Ausserdem sollen neue Tatbestände hinzukommen, etwa die Merkmale «sozialer Status» und «Staatsangehörigkeit». Wo es bisher präzise hiess «aus Gründen der Rasse», soll künftig die beliebige Formel «rassistische Zuschreibung» genügen.

Wo ein Himmel ist, existiert auch eine Hölle

Schon heute stempeln unzählige Studien die Deutschen als rassistisch, muslimfeindlich, transphob oder ausländerfeindlich ab. Die Lieblingsformel dieses fragwürdigen Expertentums lautet «strukturell». So fest sich ein Individuum auch bemühen mag, nicht rassistisch oder muslimfeindlich zu sein, macht es sich doch stets der strukturellen, weil gesamtgesellschaftlichen Diskriminierung schuldig – eine perfekte Falle.

Werden die Vorschläge verwirklicht, kann dieser bösartige Blick auf die Deutschen sehr viel einfacher juristisch durchgesetzt werden. Jede Minderheit hat inzwischen eine schlagkräftige Interessenvertretung. Sie alle würden vom Verbandsklagerecht Gebrauch machen, und selbst wenn sie vor Gericht unterliegen würden, könnten sie dies als Beweis von struktureller Diskriminierung werten – eine sich selbst erfüllende Prophezeiung.

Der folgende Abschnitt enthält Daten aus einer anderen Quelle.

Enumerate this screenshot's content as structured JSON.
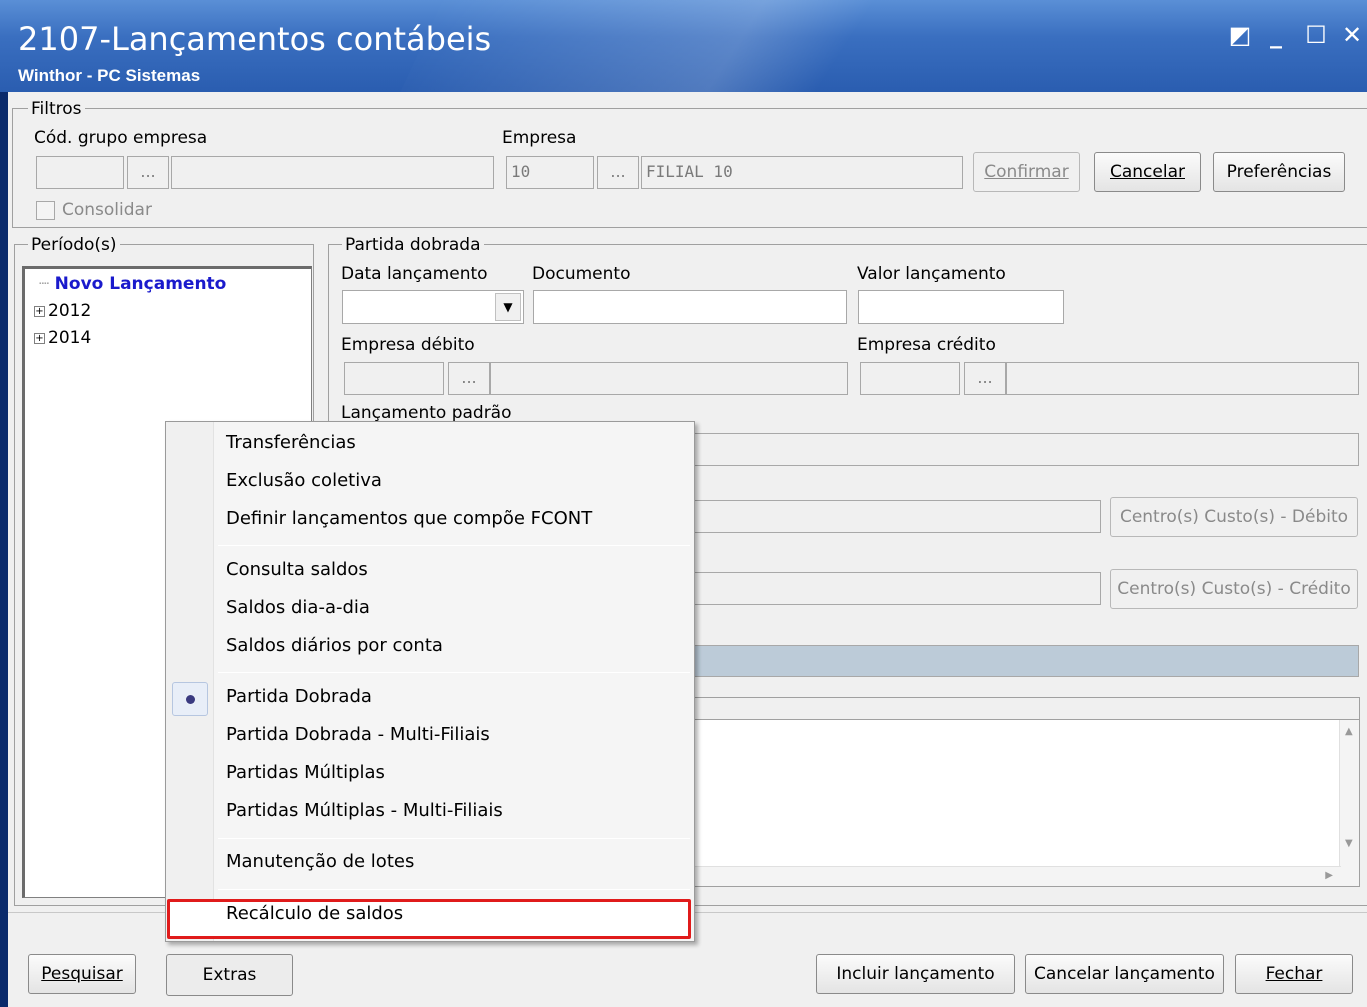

Wie nahtlos kämpferischer Lobbyismus und Justiz schon jetzt zusammengehen, zeigt ein Vorfall in Berlin. Da stellte der Queer-Beauftragte der Landesregierung Strafantrag gegen einen Journalisten, weil dieser das Hissen der Regenbogenflagge vor dem Polizeipräsidium kritisiert hatte. Egal, wie die Sache ausgeht, der Beauftragte erreicht sein Ziel: Die Empörung über so viel Queer-Feindlichkeit wird noch ein bisschen mehr angeheizt.

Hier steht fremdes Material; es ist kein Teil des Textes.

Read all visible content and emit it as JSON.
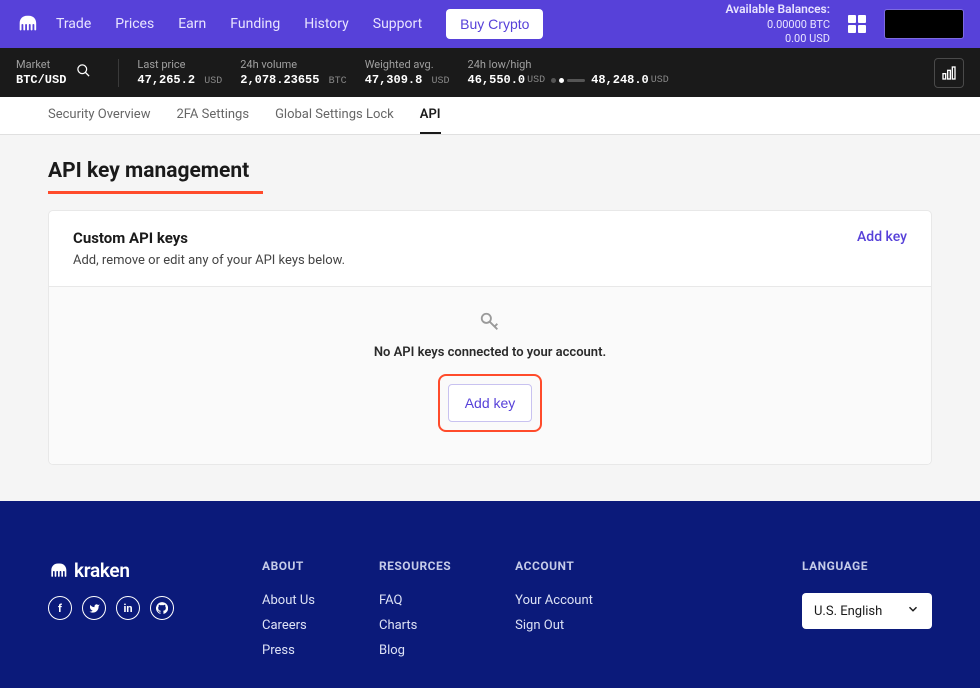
{
  "nav": {
    "links": [
      "Trade",
      "Prices",
      "Earn",
      "Funding",
      "History",
      "Support"
    ],
    "buy_label": "Buy Crypto"
  },
  "balances": {
    "label": "Available Balances:",
    "btc": "0.00000 BTC",
    "usd": "0.00 USD"
  },
  "market": {
    "pair_label": "Market",
    "pair": "BTC/USD",
    "last_label": "Last price",
    "last": "47,265.2",
    "last_unit": "USD",
    "vol_label": "24h volume",
    "vol": "2,078.23655",
    "vol_unit": "BTC",
    "wavg_label": "Weighted avg.",
    "wavg": "47,309.8",
    "wavg_unit": "USD",
    "range_label": "24h low/high",
    "low": "46,550.0",
    "low_unit": "USD",
    "high": "48,248.0",
    "high_unit": "USD"
  },
  "tabs": [
    "Security Overview",
    "2FA Settings",
    "Global Settings Lock",
    "API"
  ],
  "active_tab": "API",
  "page": {
    "title": "API key management",
    "card_title": "Custom API keys",
    "card_sub": "Add, remove or edit any of your API keys below.",
    "link_add": "Add key",
    "empty": "No API keys connected to your account.",
    "btn_add": "Add key"
  },
  "footer": {
    "brand": "kraken",
    "about": {
      "title": "ABOUT",
      "links": [
        "About Us",
        "Careers",
        "Press"
      ]
    },
    "resources": {
      "title": "RESOURCES",
      "links": [
        "FAQ",
        "Charts",
        "Blog"
      ]
    },
    "account": {
      "title": "ACCOUNT",
      "links": [
        "Your Account",
        "Sign Out"
      ]
    },
    "lang": {
      "title": "LANGUAGE",
      "value": "U.S. English"
    }
  }
}
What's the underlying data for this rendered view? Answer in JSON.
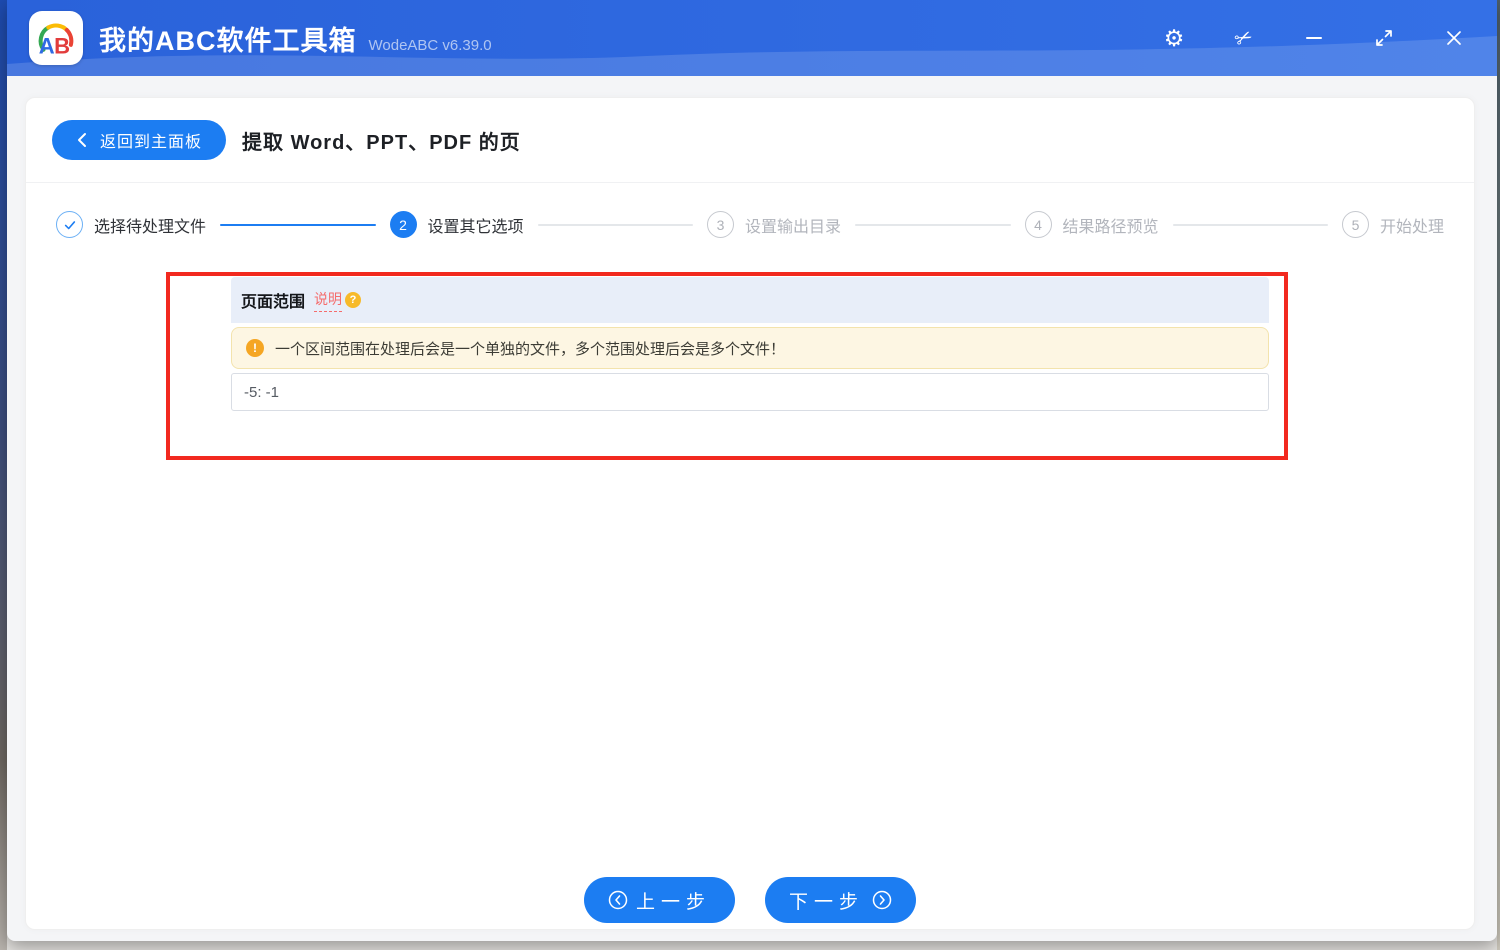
{
  "titlebar": {
    "app_title": "我的ABC软件工具箱",
    "version": "WodeABC v6.39.0",
    "logo_text_a": "A",
    "logo_text_b": "B",
    "icons": {
      "settings": "⚙",
      "snip": "✂"
    }
  },
  "header": {
    "back_button": "返回到主面板",
    "page_title": "提取 Word、PPT、PDF 的页"
  },
  "stepper": {
    "steps": [
      {
        "number": "1",
        "label": "选择待处理文件",
        "state": "done"
      },
      {
        "number": "2",
        "label": "设置其它选项",
        "state": "active"
      },
      {
        "number": "3",
        "label": "设置输出目录",
        "state": "pending"
      },
      {
        "number": "4",
        "label": "结果路径预览",
        "state": "pending"
      },
      {
        "number": "5",
        "label": "开始处理",
        "state": "pending"
      }
    ]
  },
  "section": {
    "title": "页面范围",
    "help_link": "说明",
    "help_icon": "?",
    "warning_icon": "!",
    "warning": "一个区间范围在处理后会是一个单独的文件，多个范围处理后会是多个文件！",
    "range_value": "-5: -1"
  },
  "footer": {
    "prev": "上一步",
    "next": "下一步"
  },
  "colors": {
    "accent": "#1c7df2",
    "titlebar_blue": "#2b66dd",
    "annotation_red": "#f2291f",
    "section_header_bg": "#e8eef9",
    "warning_bg": "#fdf6e3",
    "warning_orange": "#f5a623",
    "help_orange": "#f7ba2a",
    "help_red": "#f56c6c"
  }
}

So schafft sich der grüne Zeitgeist sein Perpetuum mobile, und der Belagerungsring zieht sich noch ein bisschen enger zusammen. Die Menschen fürchten, dass Inflation, lahmende Konjunktur und obendrein die klimagerechte Umgestaltung der Wirtschaft sie zu Verlierern machen: als Arbeitnehmer, Autofahrer, Mieter oder Hausbesitzer. Zu Recht halten sie daher eine Politik, die sich hingebungsvoll um jede Minderheit kümmert, die Sorgen der Mehrheit jedoch ignoriert, für ein Anzeichen von Wohlstandsverwahrlosung. Aber welche Partei nimmt sich dieser Befürchtungen an?

Dass die Untergangspropheten zugleich verkünden, die grosse Transformation werde ohne Wohlstandseinbussen verlaufen, lässt die Bürger erst recht misstrauisch werden. Wo sonst kein Szenario schrill genug und keine Warnung düster genug sein kann, wo jeder Deutsche ein Islamfeind ist und jeder Sommer ein rekordhohes Hitzedebakel, wird plötzlich der Umbau der Industriegesellschaft rosarot ausgemalt.

Solche Widersprüche schüren die Verunsicherung. Aber der grüne Zeitgeist kennt wie jede anständige Religion eine Hölle und einen Himmel. Die Grünen und die ihnen zuneigenden Medien bestimmen, wer der Verdammnis anheimfällt und wer nicht.